| 2 minutes read

2 minutes read

5 Things You Should Know Before A Job Interview

| Published on March 27, 2020

Getting employed is a big thing in one’s life. After all, all the hardship you have done so far is about to yield. But this is what that brings pressure and fear.

Well, we aren’t saying that reading a few tips will substitute the hands-on experience of a real interview, but definitely helps you make well-prepared for the D-day.

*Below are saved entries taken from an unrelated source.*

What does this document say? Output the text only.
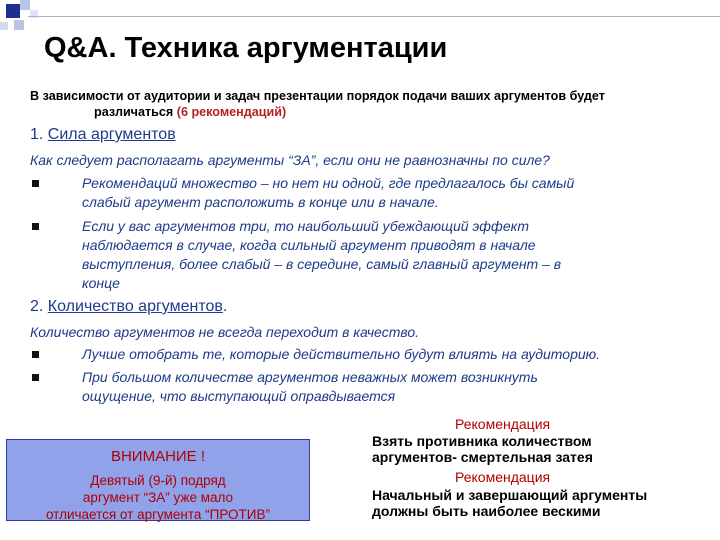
Q&A. Техника аргументации
В зависимости от аудитории и задач презентации порядок подачи ваших аргументов будет
различаться (6 рекомендаций)
1. Сила аргументов
Как следует располагать аргументы “ЗА”, если они не равнозначны по силе?
Рекомендаций множество – но нет ни одной, где предлагалось бы самый
слабый аргумент расположить в конце или в начале.
Если у вас аргументов три, то наибольший убеждающий эффект
наблюдается в случае, когда сильный аргумент приводят в начале
выступления, более слабый – в середине, самый главный аргумент – в
конце
2. Количество аргументов.
Количество аргументов не всегда переходит в качество.
Лучше отобрать те, которые действительно будут влиять на аудиторию.
При большом количестве аргументов неважных может возникнуть
ощущение, что выступающий оправдывается
ВНИМАНИЕ !
Девятый (9-й) подряд
аргумент “ЗА” уже мало
отличается от аргумента “ПРОТИВ”
Рекомендация
Взять противника количеством
аргументов- смертельная затея
Рекомендация
Начальный и завершающий аргументы
должны быть наиболее вескими
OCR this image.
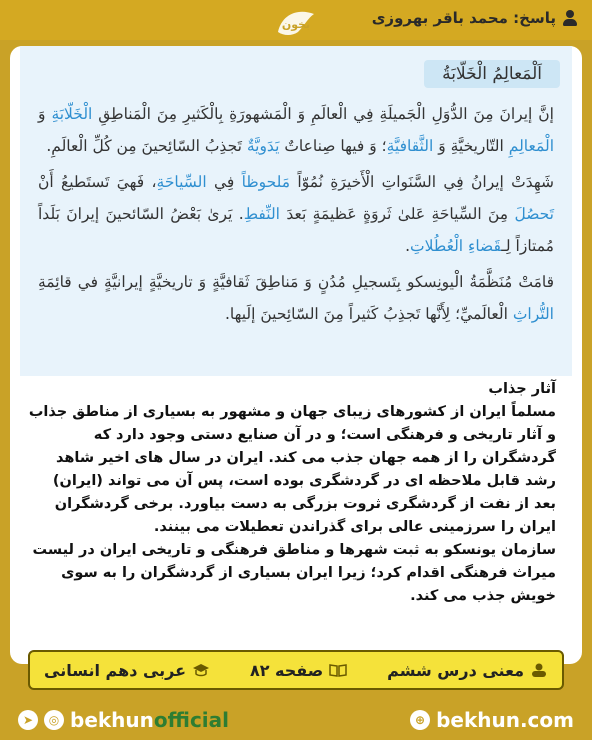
پاسخ: محمد باقر بهروزی
بخون
اَلْمَعالِمُ الْخَلّابَةُ

إنَّ إيرانَ مِنَ الدُّوَلِ الْجَميلَةِ فِي الْعالَمِ وَ الْمَشهورَةِ بِالْكَثيرِ مِنَ الْمَناطِقِ الْخَلّابَةِ وَ الْمَعالِمِ التّاريخيَّةِ وَ الثَّقافيَّةِ؛ وَ فيها صِناعاتٌ يَدَويَّةٌ تَجذِبُ السّائِحينَ مِن كُلِّ الْعالَمِ.

شَهِدَتْ إيرانُ فِي السَّنَواتِ الْأَخيرَةِ نُمُوّاً مَلحوظاً فِي السِّياحَةِ، فَهيَ تَستَطيعُ أَنْ تَحصُلَ مِنَ السِّياحَةِ عَلىٰ ثَروَةٍ عَظيمَةٍ بَعدَ النِّفطِ. يَرىٰ بَعْضُ السّائحينَ إيرانَ بَلَداً مُمتازاً لِـقَضاءِ الْعُطُلاتِ.

قامَتْ مُنَظَّمَةُ الْيونِسكو بِتَسجيلِ مُدُنٍ وَ مَناطِقَ ثَقافيَّةٍ وَ تاريخيَّةٍ إيرانيَّةٍ في قائِمَةِ التُّراثِ الْعالَميِّ؛ لِأَنَّها تَجذِبُ كَثيراً مِنَ السّائِحينَ إلَيها.

آثار جذاب

مسلماً ایران از کشورهای زیبای جهان و مشهور به بسیاری از مناطق جذاب و آثار تاریخی و فرهنگی است؛ و در آن صنایع دستی وجود دارد که گردشگران را از همه جهان جذب می کند. ایران در سال های اخیر شاهد رشد قابل ملاحظه ای در گردشگری بوده است، پس آن می تواند (ایران) بعد از نفت از گردشگری ثروت بزرگی به دست بیاورد. برخی گردشگران ایران را سرزمینی عالی برای گذراندن تعطیلات می بینند.

سازمان یونسکو به ثبت شهرها و مناطق فرهنگی و تاریخی ایران در لیست میراث فرهنگی اقدام کرد؛ زیرا ایران بسیاری از گردشگران را به سوی خویش جذب می کند.

معنی درس ششم
صفحه ۸۲
عربی دهم انسانی
➤	◎ bekhunofficial	⊕ bekhun.com
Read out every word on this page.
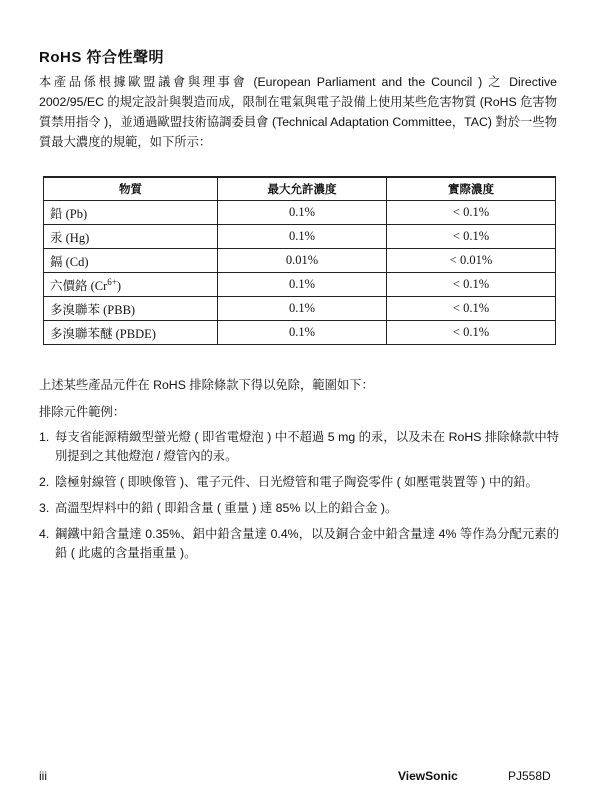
RoHS 符合性聲明
本產品係根據歐盟議會與理事會 (European Parliament and the Council ) 之 Directive 2002/95/EC 的規定設計與製造而成，限制在電氣與電子設備上使用某些危害物質 (RoHS 危害物質禁用指令 )，並通過歐盟技術協調委員會 (Technical Adaptation Committee，TAC) 對於一些物質最大濃度的規範，如下所示：
物質	最大允許濃度	實際濃度
鉛 (Pb)	0.1%	< 0.1%
汞 (Hg)	0.1%	< 0.1%
鎘 (Cd)	0.01%	< 0.01%
六價鉻 $(Cr^{6+})$	0.1%	< 0.1%
多溴聯苯 (PBB)	0.1%	< 0.1%
多溴聯苯醚 (PBDE)	0.1%	< 0.1%
上述某些產品元件在 RoHS 排除條款下得以免除，範圍如下：
排除元件範例：
1. 每支省能源精緻型螢光燈 ( 即省電燈泡 ) 中不超過 5 mg 的汞，以及未在 RoHS 排除條款中特別提到之其他燈泡 / 燈管內的汞。
2. 陰極射線管 ( 即映像管 )、電子元件、日光燈管和電子陶瓷零件 ( 如壓電裝置等 ) 中的鉛。
3. 高溫型焊料中的鉛 ( 即鉛含量 ( 重量 ) 達 85% 以上的鉛合金 )。
4. 鋼鐵中鉛含量達 0.35%、鋁中鉛含量達 0.4%，以及銅合金中鉛含量達 4% 等作為分配元素的鉛 ( 此處的含量指重量 )。
iii	ViewSonic	PJ558D
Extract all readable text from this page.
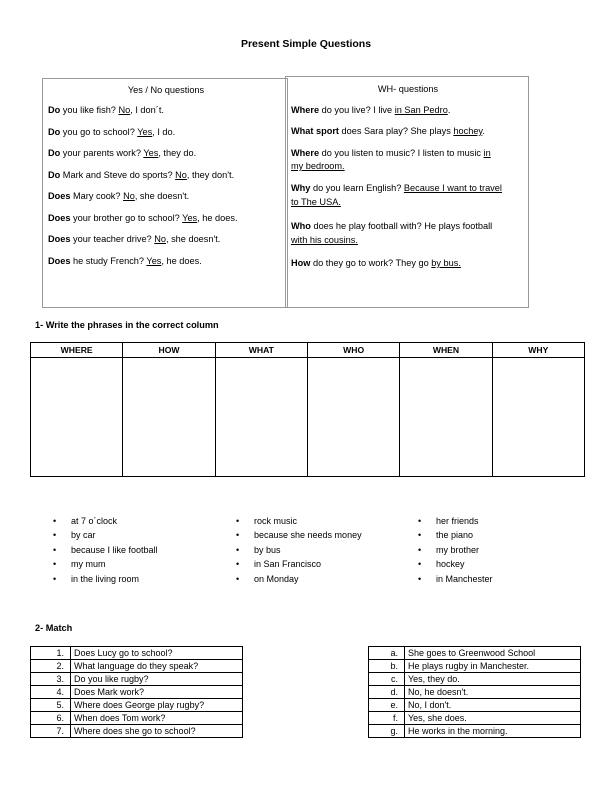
Present Simple Questions
Yes / No questions
Do you like fish? No, I don´t.
Do you go to school? Yes, I do.
Do your parents work? Yes, they do.
Do Mark and Steve do sports? No, they don't.
Does Mary cook? No, she doesn't.
Does your brother go to school? Yes, he does.
Does your teacher drive? No, she doesn't.
Does he study French? Yes, he does.
WH- questions
Where do you live? I live in San Pedro.
What sport does Sara play? She plays hochey.
Where do you listen to music? I listen to music in
my bedroom.
Why do you learn English? Because I want to travel
to The USA.
Who does he play football with? He plays football
with his cousins.
How do they go to work? They go by bus.
1- Write the phrases in the correct column
WHERE	HOW	WHAT	WHO	WHEN	WHY

• at 7 o´clock
• by car
• because I like football
• my mum
• in the living room
• rock music
• because she needs money
• by bus
• in San Francisco
• on Monday
• her friends
• the piano
• my brother
• hockey
• in Manchester
2- Match
1.	Does Lucy go to school?
2.	What language do they speak?
3.	Do you like rugby?
4.	Does Mark work?
5.	Where does George play rugby?
6.	When does Tom work?
7.	Where does she go to school?
a.	She goes to Greenwood School
b.	He plays rugby in Manchester.
c.	Yes, they do.
d.	No, he doesn't.
e.	No, I don't.
f.	Yes, she does.
g.	He works in the morning.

So here are the five real-world things you should know before a job interview:

1. Job Description

This is quintessential. Thoroughly read the job description. In my opinion, if a candidate does not know what the job is about, he or she isn’t serious about securing the job. Thoroughly understand the job description. If it is not explained properly, call an HR executive to explain the same.

2. Know About Company

If all you know about the company is its name, then you will deem to earn some demerit points when the Recruiting Manager asks you questions about what you know about the company. Therefore, it’s good you should perform basic research about the company. Know about company work culture, core values, team, recent activities, and so on.

3. Strong Body Language

Even in our daily lives, we all judge each other based on body language knowingly or unknowingly. So don’t you think someone who is hiring you will evaluate how you represent yourself? Ahmm….Ahhh….Looking everywhere, doing unnecessary hands movement, shaking, sweating, murmuring, all this will not help you. Prepare for this before appearing for the interview. Feel confident, body language will follow.

4. Skill Representation


When you sit for an interview, there are certainly new things that you will learn about the job. At that time you need to be creative and able to relate the skills you have with the required skills. You have to assure the interviewer how your skills can be helpful in the given job role.

5. Questions For Recruiter

An interview does not have to be one-way traffic. You can also ask a few sensible questions. Like, some genuine questions on job role, about work culture and things which are not mentioned about the company on its website.